During his ministry in this Towne, and about ye year 1640 [Charles I] there happened a most remarkable event. Divines do say that it is a very rare thing for witches under Gospell Light to repent; and some have given this reason of their assertion — because they have committed that unpardonable sin against ye Holy Ghost. I cannot tell, but that this following story seems to confirm it.

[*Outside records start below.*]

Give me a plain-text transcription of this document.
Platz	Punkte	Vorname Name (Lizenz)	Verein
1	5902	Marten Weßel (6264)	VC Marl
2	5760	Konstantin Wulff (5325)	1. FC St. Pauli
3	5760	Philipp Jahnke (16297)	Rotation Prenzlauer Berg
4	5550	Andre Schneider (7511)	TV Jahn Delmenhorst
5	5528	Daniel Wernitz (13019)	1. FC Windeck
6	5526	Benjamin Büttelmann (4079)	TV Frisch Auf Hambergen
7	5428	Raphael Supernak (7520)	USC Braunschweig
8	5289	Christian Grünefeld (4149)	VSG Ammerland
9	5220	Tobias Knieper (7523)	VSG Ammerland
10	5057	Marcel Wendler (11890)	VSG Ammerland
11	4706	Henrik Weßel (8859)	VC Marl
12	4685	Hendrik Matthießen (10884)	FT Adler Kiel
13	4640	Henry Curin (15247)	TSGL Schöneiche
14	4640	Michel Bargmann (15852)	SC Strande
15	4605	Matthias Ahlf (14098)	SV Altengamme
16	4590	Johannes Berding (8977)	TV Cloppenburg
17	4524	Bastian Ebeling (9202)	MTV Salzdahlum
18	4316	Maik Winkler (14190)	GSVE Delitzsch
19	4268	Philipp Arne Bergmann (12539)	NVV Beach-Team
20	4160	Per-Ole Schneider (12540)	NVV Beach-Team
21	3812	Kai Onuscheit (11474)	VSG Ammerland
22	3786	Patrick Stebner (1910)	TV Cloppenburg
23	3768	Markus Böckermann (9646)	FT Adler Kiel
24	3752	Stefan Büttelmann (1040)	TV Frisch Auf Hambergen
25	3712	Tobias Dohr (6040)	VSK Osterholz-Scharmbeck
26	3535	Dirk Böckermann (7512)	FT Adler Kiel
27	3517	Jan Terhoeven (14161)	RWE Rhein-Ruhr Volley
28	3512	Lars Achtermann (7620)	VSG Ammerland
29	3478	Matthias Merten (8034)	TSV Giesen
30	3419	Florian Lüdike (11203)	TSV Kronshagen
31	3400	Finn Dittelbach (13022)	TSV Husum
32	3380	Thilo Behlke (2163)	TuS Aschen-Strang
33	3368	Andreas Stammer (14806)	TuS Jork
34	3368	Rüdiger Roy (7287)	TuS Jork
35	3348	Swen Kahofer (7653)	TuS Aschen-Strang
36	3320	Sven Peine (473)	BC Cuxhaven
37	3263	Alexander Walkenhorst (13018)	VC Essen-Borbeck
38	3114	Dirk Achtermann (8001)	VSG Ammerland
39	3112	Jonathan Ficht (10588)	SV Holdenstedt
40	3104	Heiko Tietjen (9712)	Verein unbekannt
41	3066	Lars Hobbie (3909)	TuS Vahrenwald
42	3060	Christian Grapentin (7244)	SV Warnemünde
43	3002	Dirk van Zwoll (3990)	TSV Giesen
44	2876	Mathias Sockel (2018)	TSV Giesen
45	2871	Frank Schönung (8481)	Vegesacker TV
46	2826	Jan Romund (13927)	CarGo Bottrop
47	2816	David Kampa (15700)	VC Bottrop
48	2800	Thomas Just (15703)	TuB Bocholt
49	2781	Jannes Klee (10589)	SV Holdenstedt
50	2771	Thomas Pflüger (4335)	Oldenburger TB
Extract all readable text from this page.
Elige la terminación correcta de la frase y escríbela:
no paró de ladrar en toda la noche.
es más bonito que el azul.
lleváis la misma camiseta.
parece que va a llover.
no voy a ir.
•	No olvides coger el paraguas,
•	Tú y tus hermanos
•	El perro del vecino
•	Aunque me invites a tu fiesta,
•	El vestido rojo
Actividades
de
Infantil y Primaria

There was a certain woman of this Island, above four-score years of age, who had been imprisoned, indicted and found guilty upon full evidence, of that abominable sin of witchcraft, and for it was condemned to death. She gave out confidently that she should not dye. However, she is carried from prison to ye appointed place of Execution to be burnt alive.

All the way, as she was going thither, a great Black Raven was seen hovering, and heard croaking after a dolefull manner over her head, till she came to ye stake. And now, whilst they be fastening ye chain, she begs of one of the Bystanders to give her a clew of thread, which having received, she fastens one end of it to her girdle, and taking ye other end, she flings it with her hand up into ye aire. The Raven, stooping down, catcheth at it with his Beak, and mounting, carrys with him ye old witch from ye bottom of ye vale up into ye air. A young man of that Island, seeing her flying, being on ye top of ye hill, flings his Halbard so exactly betwixt her and ye raven, that it cuts ye thread asunder, and ye old witch is taken by him, but with many fearfull imprecations upon him, she vomityng out whole cartloads of curses against him.

However, she is once again carryed down to ye stake, and there accordingly executed, being burnt to ashes. But this poor officious wardour, whose name was Gosslin [Gosselin]—ye holy wise providence of God so permitting it—felt a short time after, ye bitter consequences of her rage and dying curses; for he grew sick of an incurable disease, lying under most exquisite torments, of which he could never be relieved by any means or medicines, till having languished some years, he was at last released from his sufferings by death.